PESCARA. «Riproporre l’apertura serale dei negozi per ogni sabato di luglio e agosto per riportare gente in città e ridare slancio al commercio». È la proposta che, dopo la notte dei saldi di sabato scorso, lancia il presidente di Federmoda /Confcommercio, Enzo D’Ottaviantonio che ai colleghi commercianti propone di cavalcare l’onda del pienone registrato lo scorso fine settimana: «Abbiamo visto tanta gente a Pescara, a dimostrazione che lo shopping serale costituisce di per sé un attrazione turistica se supportato da un mimino di organizzazione e comunicazione. Per fare un primo bilancio delle vendite a saldo bisognerà aspettare almeno una settimana, ma al di là del fatto che la gente che è venuta alla notte dei saldi abbia comprato in questo o in quel negozio, è stato bello vedere la città viva e pulsante. A tal riguardo», rilancia D’Ottaviantonio, «invito i commercianti a rimanere aperti la sera anche in occasione della Notte bianca dell’Adriatico di sabato, quando comunque tanta gente passerà per le vie del centro commerciale naturale».
E ancora: «Anche in prospettiva, sarebbe opportuno riproporre l’apertura serale dei negozi per ogni sabato di luglio e agosto, come si conviene ad ogni città turistica, quando l’estate invoglia a uscire la sera e tanti turisti, anche in vacanza nei comuni limitrofi, avrebbero interesse a raggiungere Pescara per scoprire l’alta qualità dell’offerta commerciale. Sono sicuro che chi è venuto sabato in presenza di un calendario certo di aperture serali dello shopping non avrebbe esitazioni a ritornare. Una o due notti bianche possono portare un risultato più o meno buono da negozio a negozio ma comunque non strutturale, mentre un calendario di aperture serali consentirebbe davvero di misurare a fine stagione l’incremento dei fatturati di ognuno e l’opportunità di riproporre o anche incrementare le occasioni di shopping serale nel centro commerciale naturale. Mi auguro che questa sfida possa essere raccolta da tanti commercianti perché solo in presenza di una massiccia adesione tale proposta può avere le gambe per camminare».
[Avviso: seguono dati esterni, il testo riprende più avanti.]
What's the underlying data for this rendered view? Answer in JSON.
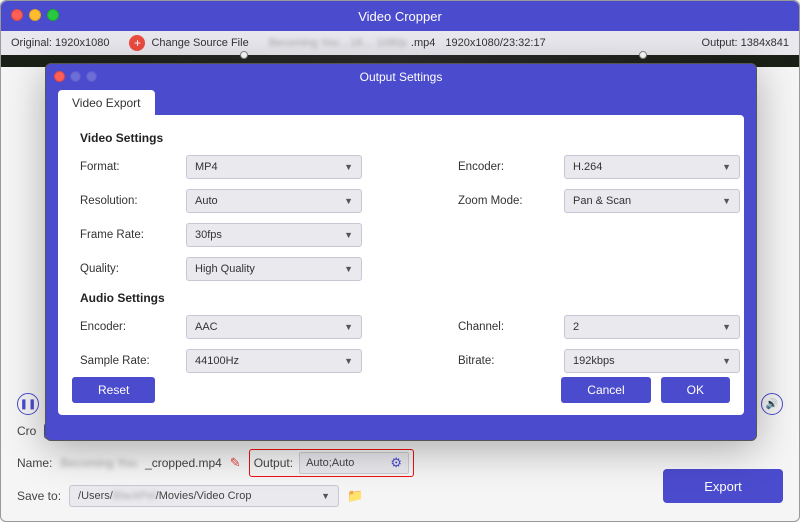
{
  "window": {
    "title": "Video Cropper",
    "original_label": "Original: 1920x1080",
    "change_source": "Change Source File",
    "source_file": "Becoming You…18… 1080p",
    "source_ext": ".mp4",
    "source_meta": "1920x1080/23:32:17",
    "output_label": "Output: 1384x841"
  },
  "dialog": {
    "title": "Output Settings",
    "tab": "Video Export",
    "video_section": "Video Settings",
    "audio_section": "Audio Settings",
    "labels": {
      "format": "Format:",
      "encoder": "Encoder:",
      "resolution": "Resolution:",
      "zoom": "Zoom Mode:",
      "framerate": "Frame Rate:",
      "quality": "Quality:",
      "aencoder": "Encoder:",
      "channel": "Channel:",
      "samplerate": "Sample Rate:",
      "bitrate": "Bitrate:"
    },
    "values": {
      "format": "MP4",
      "encoder": "H.264",
      "resolution": "Auto",
      "zoom": "Pan & Scan",
      "framerate": "30fps",
      "quality": "High Quality",
      "aencoder": "AAC",
      "channel": "2",
      "samplerate": "44100Hz",
      "bitrate": "192kbps"
    },
    "buttons": {
      "reset": "Reset",
      "cancel": "Cancel",
      "ok": "OK"
    }
  },
  "bottom": {
    "crop_label": "Cro",
    "name_label": "Name:",
    "name_value_blur": "Becoming You",
    "name_value_suffix": "_cropped.mp4",
    "output_label": "Output:",
    "output_value": "Auto;Auto",
    "save_label": "Save to:",
    "save_path_prefix": "/Users/",
    "save_path_blur": "BlackPel",
    "save_path_suffix": "/Movies/Video Crop",
    "export": "Export"
  }
}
«Non è la soluzione adatta», interviene Roberta Barone, contitolare dei negozi di abbigliamento “Antonella” e “Liu jo”, «per fare una cosa del genere bisogna riportare la gente in centro. Ma allora», incalza, «devono tenere chiusi i centri commerciali la domenica. Poi sì, sabato scorso è stato un successo, ma rispetto a cosa? Rispetto alla gente per strada è un conto, rispetto alle vendite effettive è un altro. Noi dalle 20 alle 22,30 siamo state a trastullarci, perché a quell’ora erano stracolmi ristoranti e gelaterie, ma gli altri negozi erano vuoti. E questo con uno sforzo notevole anche da parte del personale, che comunque era al lavoro dalla mattina, con una pausa a pranzo. La verità», va avanti la commerciante, «è che non siamo Riccione o Cattolica, dove i negozi aprono alle sei del pomeriggio. Qui non c’è la cultura del turista, che dopo il mare va in albergo si doccia e riesce a fare shopping. Qui da noi la sera si entra nei negozi più per curiosare, per passare il tempo che altro. Per questo non credo alle aperture serali».